Daisy had her first trim on Saturday. I just told the groomer to take about half the length of her coat off and trim the tail, paws and face. I told her to keep her looking more cocker and less poodle. I just love her little trim. I cannot believe how long and skinny her little legs look now 

Before:









After:









Can you tell her favorite place to sit is on the ottoman - LOL!


----------



## Sezra (May 20, 2011)

She is a cutie before and after!


----------



## emmelg (Mar 4, 2012)

She is a real cutie x

But i do have to say i love them when there all fluffy and chunky x

(dont shout at me) i know everyone has there own preferences x


----------



## SPCnut (Apr 25, 2012)

I agree - I do too, but with the warmer weather she was too hot with her full coat.
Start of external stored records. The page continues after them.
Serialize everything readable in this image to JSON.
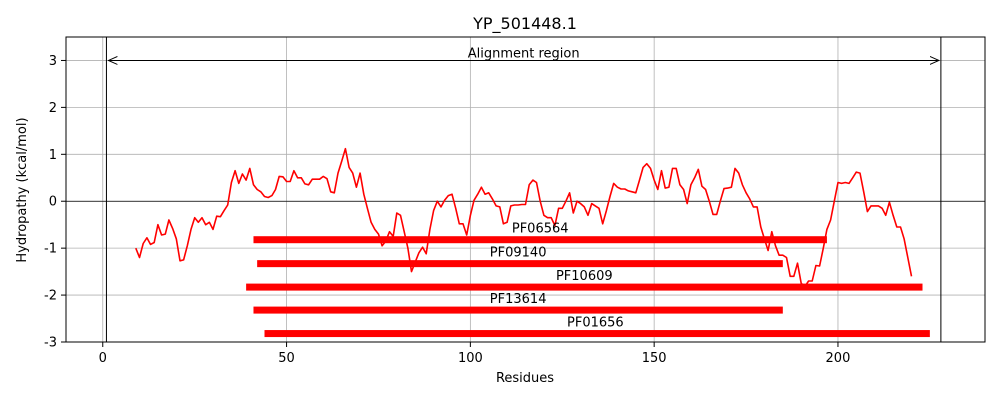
{
  "chart_data": {
    "type": "line",
    "title": "YP_501448.1",
    "xlabel": "Residues",
    "ylabel": "Hydropathy (kcal/mol)",
    "xlim": [
      -10,
      240
    ],
    "ylim": [
      -3,
      3.5
    ],
    "xticks": [
      0,
      50,
      100,
      150,
      200
    ],
    "yticks": [
      -3,
      -2,
      -1,
      0,
      1,
      2,
      3
    ],
    "grid": true,
    "hydropathy_color": "#ff0000",
    "domain_color": "#ff0000",
    "hydropathy": {
      "x": [
        9,
        10,
        11,
        12,
        13,
        14,
        15,
        16,
        17,
        18,
        19,
        20,
        21,
        22,
        23,
        24,
        25,
        26,
        27,
        28,
        29,
        30,
        31,
        32,
        33,
        34,
        35,
        36,
        37,
        38,
        39,
        40,
        41,
        42,
        43,
        44,
        45,
        46,
        47,
        48,
        49,
        50,
        51,
        52,
        53,
        54,
        55,
        56,
        57,
        58,
        59,
        60,
        61,
        62,
        63,
        64,
        65,
        66,
        67,
        68,
        69,
        70,
        71,
        72,
        73,
        74,
        75,
        76,
        77,
        78,
        79,
        80,
        81,
        82,
        83,
        84,
        85,
        86,
        87,
        88,
        89,
        90,
        91,
        92,
        93,
        94,
        95,
        96,
        97,
        98,
        99,
        100,
        101,
        102,
        103,
        104,
        105,
        106,
        107,
        108,
        109,
        110,
        111,
        112,
        113,
        114,
        115,
        116,
        117,
        118,
        119,
        120,
        121,
        122,
        123,
        124,
        125,
        126,
        127,
        128,
        129,
        130,
        131,
        132,
        133,
        134,
        135,
        136,
        137,
        138,
        139,
        140,
        141,
        142,
        143,
        144,
        145,
        146,
        147,
        148,
        149,
        150,
        151,
        152,
        153,
        154,
        155,
        156,
        157,
        158,
        159,
        160,
        161,
        162,
        163,
        164,
        165,
        166,
        167,
        168,
        169,
        170,
        171,
        172,
        173,
        174,
        175,
        176,
        177,
        178,
        179,
        180,
        181,
        182,
        183,
        184,
        185,
        186,
        187,
        188,
        189,
        190,
        191,
        192,
        193,
        194,
        195,
        196,
        197,
        198,
        199,
        200,
        201,
        202,
        203,
        204,
        205,
        206,
        207,
        208,
        209,
        210,
        211,
        212,
        213,
        214,
        215,
        216,
        217,
        218,
        219,
        220
      ],
      "y": [
        -1.0,
        -1.2,
        -0.9,
        -0.78,
        -0.92,
        -0.88,
        -0.5,
        -0.72,
        -0.7,
        -0.4,
        -0.58,
        -0.8,
        -1.27,
        -1.25,
        -0.95,
        -0.6,
        -0.35,
        -0.45,
        -0.35,
        -0.5,
        -0.45,
        -0.6,
        -0.32,
        -0.33,
        -0.2,
        -0.08,
        0.4,
        0.65,
        0.38,
        0.58,
        0.45,
        0.7,
        0.35,
        0.25,
        0.2,
        0.1,
        0.08,
        0.12,
        0.25,
        0.53,
        0.52,
        0.42,
        0.42,
        0.65,
        0.5,
        0.5,
        0.37,
        0.35,
        0.47,
        0.47,
        0.47,
        0.53,
        0.48,
        0.2,
        0.18,
        0.6,
        0.85,
        1.12,
        0.72,
        0.6,
        0.3,
        0.6,
        0.15,
        -0.15,
        -0.45,
        -0.6,
        -0.7,
        -0.95,
        -0.85,
        -0.65,
        -0.75,
        -0.25,
        -0.3,
        -0.65,
        -1.0,
        -1.5,
        -1.3,
        -1.1,
        -0.98,
        -1.12,
        -0.6,
        -0.2,
        0.0,
        -0.12,
        0.02,
        0.12,
        0.15,
        -0.15,
        -0.48,
        -0.48,
        -0.72,
        -0.3,
        0.02,
        0.15,
        0.3,
        0.15,
        0.18,
        0.05,
        -0.1,
        -0.12,
        -0.48,
        -0.45,
        -0.1,
        -0.08,
        -0.08,
        -0.07,
        -0.07,
        0.35,
        0.45,
        0.4,
        0.0,
        -0.3,
        -0.35,
        -0.35,
        -0.52,
        -0.15,
        -0.15,
        0.0,
        0.18,
        -0.25,
        0.0,
        -0.05,
        -0.12,
        -0.3,
        -0.05,
        -0.1,
        -0.15,
        -0.48,
        -0.2,
        0.1,
        0.38,
        0.3,
        0.26,
        0.26,
        0.22,
        0.2,
        0.18,
        0.45,
        0.72,
        0.8,
        0.7,
        0.45,
        0.25,
        0.65,
        0.28,
        0.3,
        0.7,
        0.7,
        0.35,
        0.25,
        -0.05,
        0.35,
        0.5,
        0.68,
        0.32,
        0.25,
        0.0,
        -0.28,
        -0.28,
        0.0,
        0.27,
        0.28,
        0.3,
        0.7,
        0.6,
        0.35,
        0.18,
        0.05,
        -0.12,
        -0.12,
        -0.55,
        -0.8,
        -1.05,
        -0.65,
        -0.95,
        -1.15,
        -1.15,
        -1.2,
        -1.6,
        -1.6,
        -1.32,
        -1.75,
        -1.82,
        -1.7,
        -1.7,
        -1.37,
        -1.38,
        -1.0,
        -0.6,
        -0.4,
        0.0,
        0.4,
        0.38,
        0.4,
        0.38,
        0.5,
        0.62,
        0.6,
        0.2,
        -0.22,
        -0.1,
        -0.1,
        -0.1,
        -0.15,
        -0.3,
        -0.02,
        -0.3,
        -0.55,
        -0.55,
        -0.8,
        -1.2,
        -1.6
      ]
    },
    "alignment_region": {
      "label": "Alignment region",
      "start": 1,
      "end": 228,
      "y": 3
    },
    "domains": [
      {
        "name": "PF06564",
        "start": 41,
        "end": 197,
        "y": -0.82,
        "label_x": 119
      },
      {
        "name": "PF09140",
        "start": 42,
        "end": 185,
        "y": -1.33,
        "label_x": 113
      },
      {
        "name": "PF10609",
        "start": 39,
        "end": 223,
        "y": -1.83,
        "label_x": 131
      },
      {
        "name": "PF13614",
        "start": 41,
        "end": 185,
        "y": -2.32,
        "label_x": 113
      },
      {
        "name": "PF01656",
        "start": 44,
        "end": 225,
        "y": -2.82,
        "label_x": 134
      }
    ]
  }
}
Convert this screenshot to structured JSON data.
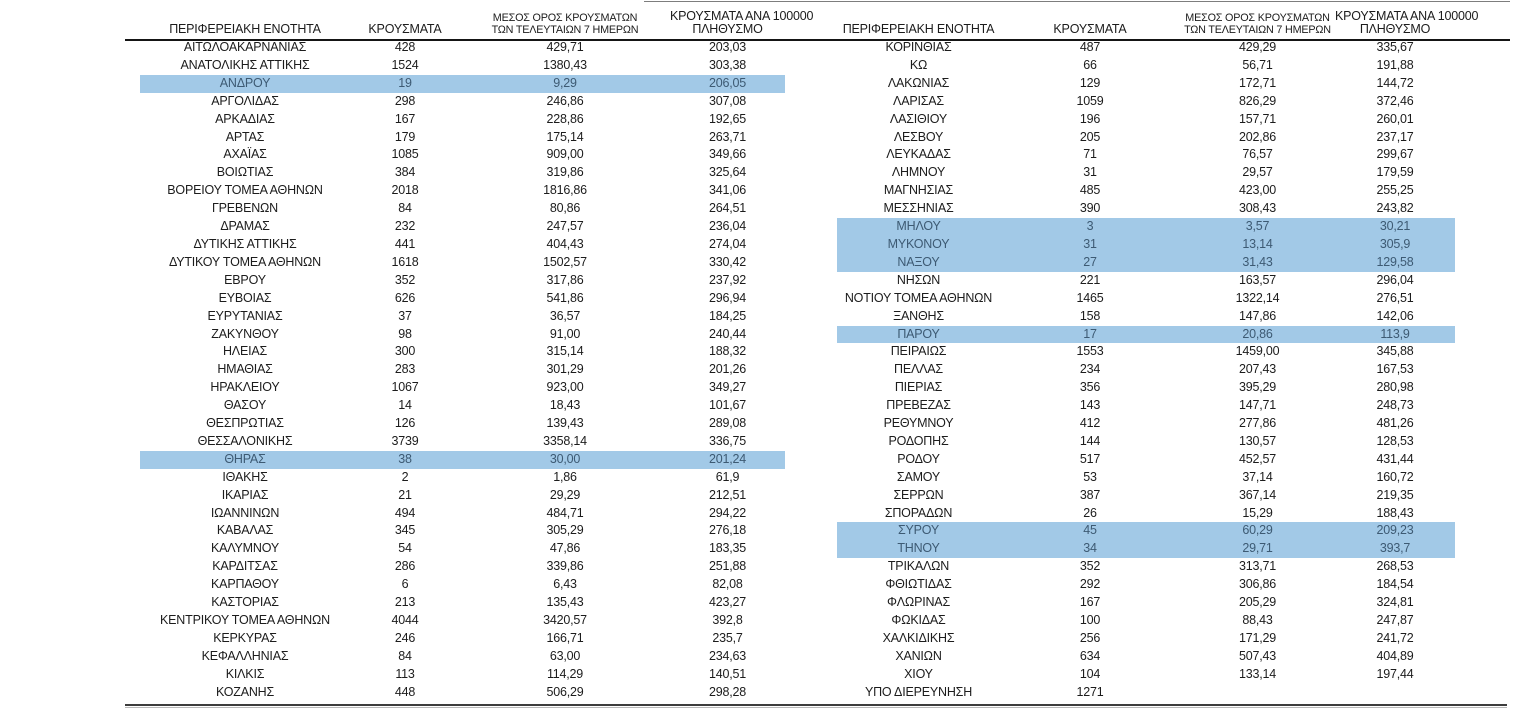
{
  "columns": {
    "region": "ΠΕΡΙΦΕΡΕΙΑΚΗ ΕΝΟΤΗΤΑ",
    "cases": "ΚΡΟΥΣΜΑΤΑ",
    "avg7_line1": "ΜΕΣΟΣ ΟΡΟΣ ΚΡΟΥΣΜΑΤΩΝ",
    "avg7_line2": "ΤΩΝ ΤΕΛΕΥΤΑΙΩΝ 7 ΗΜΕΡΩΝ",
    "per100k_line1": "ΚΡΟΥΣΜΑΤΑ ΑΝΑ 100000",
    "per100k_line2": "ΠΛΗΘΥΣΜΟ"
  },
  "colors": {
    "highlight_background": "#a2c9e7",
    "highlight_text": "#3d5a73",
    "text": "#1c1c1c"
  },
  "left_table": {
    "rows": [
      {
        "region": "ΑΙΤΩΛΟΑΚΑΡΝΑΝΙΑΣ",
        "cases": "428",
        "avg7": "429,71",
        "per100k": "203,03",
        "highlight": false
      },
      {
        "region": "ΑΝΑΤΟΛΙΚΗΣ ΑΤΤΙΚΗΣ",
        "cases": "1524",
        "avg7": "1380,43",
        "per100k": "303,38",
        "highlight": false
      },
      {
        "region": "ΑΝΔΡΟΥ",
        "cases": "19",
        "avg7": "9,29",
        "per100k": "206,05",
        "highlight": true
      },
      {
        "region": "ΑΡΓΟΛΙΔΑΣ",
        "cases": "298",
        "avg7": "246,86",
        "per100k": "307,08",
        "highlight": false
      },
      {
        "region": "ΑΡΚΑΔΙΑΣ",
        "cases": "167",
        "avg7": "228,86",
        "per100k": "192,65",
        "highlight": false
      },
      {
        "region": "ΑΡΤΑΣ",
        "cases": "179",
        "avg7": "175,14",
        "per100k": "263,71",
        "highlight": false
      },
      {
        "region": "ΑΧΑΪΑΣ",
        "cases": "1085",
        "avg7": "909,00",
        "per100k": "349,66",
        "highlight": false
      },
      {
        "region": "ΒΟΙΩΤΙΑΣ",
        "cases": "384",
        "avg7": "319,86",
        "per100k": "325,64",
        "highlight": false
      },
      {
        "region": "ΒΟΡΕΙΟΥ ΤΟΜΕΑ ΑΘΗΝΩΝ",
        "cases": "2018",
        "avg7": "1816,86",
        "per100k": "341,06",
        "highlight": false
      },
      {
        "region": "ΓΡΕΒΕΝΩΝ",
        "cases": "84",
        "avg7": "80,86",
        "per100k": "264,51",
        "highlight": false
      },
      {
        "region": "ΔΡΑΜΑΣ",
        "cases": "232",
        "avg7": "247,57",
        "per100k": "236,04",
        "highlight": false
      },
      {
        "region": "ΔΥΤΙΚΗΣ ΑΤΤΙΚΗΣ",
        "cases": "441",
        "avg7": "404,43",
        "per100k": "274,04",
        "highlight": false
      },
      {
        "region": "ΔΥΤΙΚΟΥ ΤΟΜΕΑ ΑΘΗΝΩΝ",
        "cases": "1618",
        "avg7": "1502,57",
        "per100k": "330,42",
        "highlight": false
      },
      {
        "region": "ΕΒΡΟΥ",
        "cases": "352",
        "avg7": "317,86",
        "per100k": "237,92",
        "highlight": false
      },
      {
        "region": "ΕΥΒΟΙΑΣ",
        "cases": "626",
        "avg7": "541,86",
        "per100k": "296,94",
        "highlight": false
      },
      {
        "region": "ΕΥΡΥΤΑΝΙΑΣ",
        "cases": "37",
        "avg7": "36,57",
        "per100k": "184,25",
        "highlight": false
      },
      {
        "region": "ΖΑΚΥΝΘΟΥ",
        "cases": "98",
        "avg7": "91,00",
        "per100k": "240,44",
        "highlight": false
      },
      {
        "region": "ΗΛΕΙΑΣ",
        "cases": "300",
        "avg7": "315,14",
        "per100k": "188,32",
        "highlight": false
      },
      {
        "region": "ΗΜΑΘΙΑΣ",
        "cases": "283",
        "avg7": "301,29",
        "per100k": "201,26",
        "highlight": false
      },
      {
        "region": "ΗΡΑΚΛΕΙΟΥ",
        "cases": "1067",
        "avg7": "923,00",
        "per100k": "349,27",
        "highlight": false
      },
      {
        "region": "ΘΑΣΟΥ",
        "cases": "14",
        "avg7": "18,43",
        "per100k": "101,67",
        "highlight": false
      },
      {
        "region": "ΘΕΣΠΡΩΤΙΑΣ",
        "cases": "126",
        "avg7": "139,43",
        "per100k": "289,08",
        "highlight": false
      },
      {
        "region": "ΘΕΣΣΑΛΟΝΙΚΗΣ",
        "cases": "3739",
        "avg7": "3358,14",
        "per100k": "336,75",
        "highlight": false
      },
      {
        "region": "ΘΗΡΑΣ",
        "cases": "38",
        "avg7": "30,00",
        "per100k": "201,24",
        "highlight": true
      },
      {
        "region": "ΙΘΑΚΗΣ",
        "cases": "2",
        "avg7": "1,86",
        "per100k": "61,9",
        "highlight": false
      },
      {
        "region": "ΙΚΑΡΙΑΣ",
        "cases": "21",
        "avg7": "29,29",
        "per100k": "212,51",
        "highlight": false
      },
      {
        "region": "ΙΩΑΝΝΙΝΩΝ",
        "cases": "494",
        "avg7": "484,71",
        "per100k": "294,22",
        "highlight": false
      },
      {
        "region": "ΚΑΒΑΛΑΣ",
        "cases": "345",
        "avg7": "305,29",
        "per100k": "276,18",
        "highlight": false
      },
      {
        "region": "ΚΑΛΥΜΝΟΥ",
        "cases": "54",
        "avg7": "47,86",
        "per100k": "183,35",
        "highlight": false
      },
      {
        "region": "ΚΑΡΔΙΤΣΑΣ",
        "cases": "286",
        "avg7": "339,86",
        "per100k": "251,88",
        "highlight": false
      },
      {
        "region": "ΚΑΡΠΑΘΟΥ",
        "cases": "6",
        "avg7": "6,43",
        "per100k": "82,08",
        "highlight": false
      },
      {
        "region": "ΚΑΣΤΟΡΙΑΣ",
        "cases": "213",
        "avg7": "135,43",
        "per100k": "423,27",
        "highlight": false
      },
      {
        "region": "ΚΕΝΤΡΙΚΟΥ ΤΟΜΕΑ ΑΘΗΝΩΝ",
        "cases": "4044",
        "avg7": "3420,57",
        "per100k": "392,8",
        "highlight": false
      },
      {
        "region": "ΚΕΡΚΥΡΑΣ",
        "cases": "246",
        "avg7": "166,71",
        "per100k": "235,7",
        "highlight": false
      },
      {
        "region": "ΚΕΦΑΛΛΗΝΙΑΣ",
        "cases": "84",
        "avg7": "63,00",
        "per100k": "234,63",
        "highlight": false
      },
      {
        "region": "ΚΙΛΚΙΣ",
        "cases": "113",
        "avg7": "114,29",
        "per100k": "140,51",
        "highlight": false
      },
      {
        "region": "ΚΟΖΑΝΗΣ",
        "cases": "448",
        "avg7": "506,29",
        "per100k": "298,28",
        "highlight": false
      }
    ]
  },
  "right_table": {
    "rows": [
      {
        "region": "ΚΟΡΙΝΘΙΑΣ",
        "cases": "487",
        "avg7": "429,29",
        "per100k": "335,67",
        "highlight": false
      },
      {
        "region": "ΚΩ",
        "cases": "66",
        "avg7": "56,71",
        "per100k": "191,88",
        "highlight": false
      },
      {
        "region": "ΛΑΚΩΝΙΑΣ",
        "cases": "129",
        "avg7": "172,71",
        "per100k": "144,72",
        "highlight": false
      },
      {
        "region": "ΛΑΡΙΣΑΣ",
        "cases": "1059",
        "avg7": "826,29",
        "per100k": "372,46",
        "highlight": false
      },
      {
        "region": "ΛΑΣΙΘΙΟΥ",
        "cases": "196",
        "avg7": "157,71",
        "per100k": "260,01",
        "highlight": false
      },
      {
        "region": "ΛΕΣΒΟΥ",
        "cases": "205",
        "avg7": "202,86",
        "per100k": "237,17",
        "highlight": false
      },
      {
        "region": "ΛΕΥΚΑΔΑΣ",
        "cases": "71",
        "avg7": "76,57",
        "per100k": "299,67",
        "highlight": false
      },
      {
        "region": "ΛΗΜΝΟΥ",
        "cases": "31",
        "avg7": "29,57",
        "per100k": "179,59",
        "highlight": false
      },
      {
        "region": "ΜΑΓΝΗΣΙΑΣ",
        "cases": "485",
        "avg7": "423,00",
        "per100k": "255,25",
        "highlight": false
      },
      {
        "region": "ΜΕΣΣΗΝΙΑΣ",
        "cases": "390",
        "avg7": "308,43",
        "per100k": "243,82",
        "highlight": false
      },
      {
        "region": "ΜΗΛΟΥ",
        "cases": "3",
        "avg7": "3,57",
        "per100k": "30,21",
        "highlight": true
      },
      {
        "region": "ΜΥΚΟΝΟΥ",
        "cases": "31",
        "avg7": "13,14",
        "per100k": "305,9",
        "highlight": true
      },
      {
        "region": "ΝΑΞΟΥ",
        "cases": "27",
        "avg7": "31,43",
        "per100k": "129,58",
        "highlight": true
      },
      {
        "region": "ΝΗΣΩΝ",
        "cases": "221",
        "avg7": "163,57",
        "per100k": "296,04",
        "highlight": false
      },
      {
        "region": "ΝΟΤΙΟΥ ΤΟΜΕΑ ΑΘΗΝΩΝ",
        "cases": "1465",
        "avg7": "1322,14",
        "per100k": "276,51",
        "highlight": false
      },
      {
        "region": "ΞΑΝΘΗΣ",
        "cases": "158",
        "avg7": "147,86",
        "per100k": "142,06",
        "highlight": false
      },
      {
        "region": "ΠΑΡΟΥ",
        "cases": "17",
        "avg7": "20,86",
        "per100k": "113,9",
        "highlight": true
      },
      {
        "region": "ΠΕΙΡΑΙΩΣ",
        "cases": "1553",
        "avg7": "1459,00",
        "per100k": "345,88",
        "highlight": false
      },
      {
        "region": "ΠΕΛΛΑΣ",
        "cases": "234",
        "avg7": "207,43",
        "per100k": "167,53",
        "highlight": false
      },
      {
        "region": "ΠΙΕΡΙΑΣ",
        "cases": "356",
        "avg7": "395,29",
        "per100k": "280,98",
        "highlight": false
      },
      {
        "region": "ΠΡΕΒΕΖΑΣ",
        "cases": "143",
        "avg7": "147,71",
        "per100k": "248,73",
        "highlight": false
      },
      {
        "region": "ΡΕΘΥΜΝΟΥ",
        "cases": "412",
        "avg7": "277,86",
        "per100k": "481,26",
        "highlight": false
      },
      {
        "region": "ΡΟΔΟΠΗΣ",
        "cases": "144",
        "avg7": "130,57",
        "per100k": "128,53",
        "highlight": false
      },
      {
        "region": "ΡΟΔΟΥ",
        "cases": "517",
        "avg7": "452,57",
        "per100k": "431,44",
        "highlight": false
      },
      {
        "region": "ΣΑΜΟΥ",
        "cases": "53",
        "avg7": "37,14",
        "per100k": "160,72",
        "highlight": false
      },
      {
        "region": "ΣΕΡΡΩΝ",
        "cases": "387",
        "avg7": "367,14",
        "per100k": "219,35",
        "highlight": false
      },
      {
        "region": "ΣΠΟΡΑΔΩΝ",
        "cases": "26",
        "avg7": "15,29",
        "per100k": "188,43",
        "highlight": false
      },
      {
        "region": "ΣΥΡΟΥ",
        "cases": "45",
        "avg7": "60,29",
        "per100k": "209,23",
        "highlight": true
      },
      {
        "region": "ΤΗΝΟΥ",
        "cases": "34",
        "avg7": "29,71",
        "per100k": "393,7",
        "highlight": true
      },
      {
        "region": "ΤΡΙΚΑΛΩΝ",
        "cases": "352",
        "avg7": "313,71",
        "per100k": "268,53",
        "highlight": false
      },
      {
        "region": "ΦΘΙΩΤΙΔΑΣ",
        "cases": "292",
        "avg7": "306,86",
        "per100k": "184,54",
        "highlight": false
      },
      {
        "region": "ΦΛΩΡΙΝΑΣ",
        "cases": "167",
        "avg7": "205,29",
        "per100k": "324,81",
        "highlight": false
      },
      {
        "region": "ΦΩΚΙΔΑΣ",
        "cases": "100",
        "avg7": "88,43",
        "per100k": "247,87",
        "highlight": false
      },
      {
        "region": "ΧΑΛΚΙΔΙΚΗΣ",
        "cases": "256",
        "avg7": "171,29",
        "per100k": "241,72",
        "highlight": false
      },
      {
        "region": "ΧΑΝΙΩΝ",
        "cases": "634",
        "avg7": "507,43",
        "per100k": "404,89",
        "highlight": false
      },
      {
        "region": "ΧΙΟΥ",
        "cases": "104",
        "avg7": "133,14",
        "per100k": "197,44",
        "highlight": false
      },
      {
        "region": "ΥΠΟ ΔΙΕΡΕΥΝΗΣΗ",
        "cases": "1271",
        "avg7": "",
        "per100k": "",
        "highlight": false
      }
    ]
  }
}
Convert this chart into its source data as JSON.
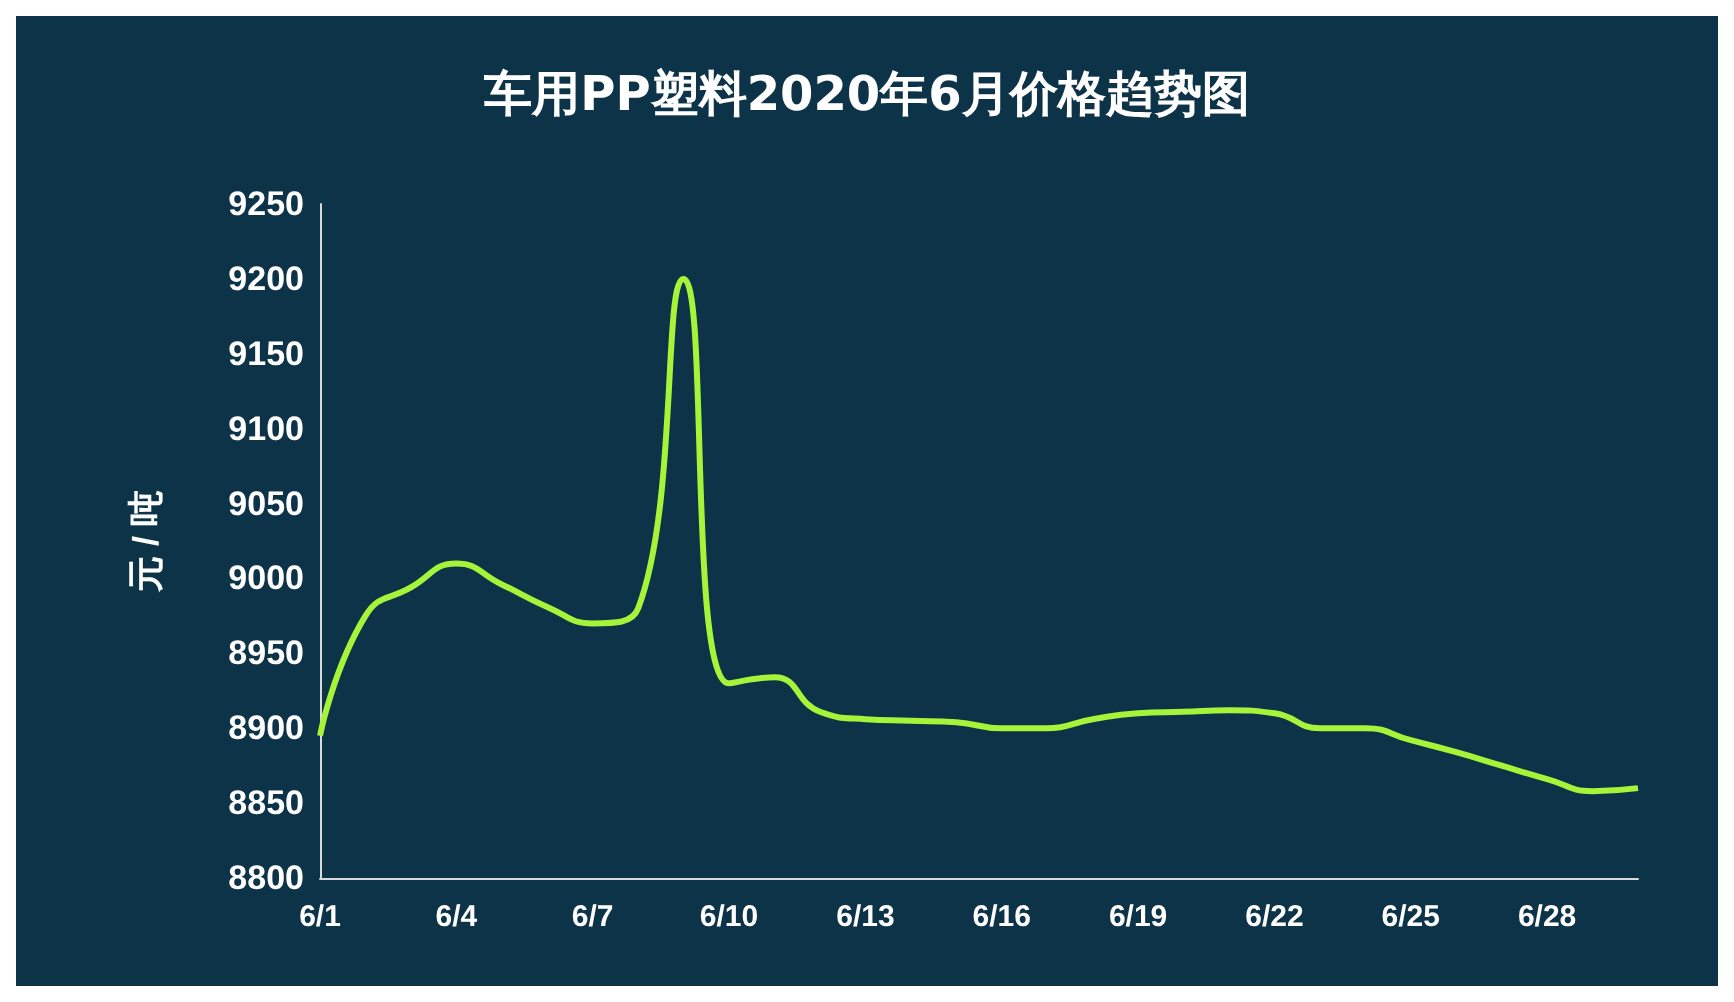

I thought this trim was a good compromise. I do hope to keep her hair longer in the winter 



emmelg said:


> She is a real cutie x
> 
> But i do have to say i love them when there all fluffy and chunky x
> 
> (dont shout at me) i know everyone has there own preferences x


----------



## emmelg (Mar 4, 2012)

SPCnut said:


> I agree - I do too, but with the warmer weather she was too hot with her full coat. I thought this trim was a good compromise. I do hope to keep her hair longer in the winter


That will be my concern to when the warmer weather comes in (if it ever does)..


----------



## Cris (Jun 15, 2011)

SPCnut said:


> Daisy had her first trim on Saturday. I just told the groomer to take about half the length of her coat off and trim the tail, paws and face. I told her to keep her looking more cocker and less poodle. I just love her little trim. I cannot believe how long and skinny her little legs look now


We wanted Keltie to be trimmed more cocker than poodle but not sure we've acheived the look as people keep commenting that she looks like a poodle!! Does anyone know what bits you leave/trim to makes them look more cocker and less poodle (if that makes sense)? By the way, we'll love her however she looks!!


----------



## emmelg (Mar 4, 2012)

I think some poos just tend to look more poodle like and others more cocker 
It depends on the type of coat she has, I'm sure she's a lovely looking poo xx


----------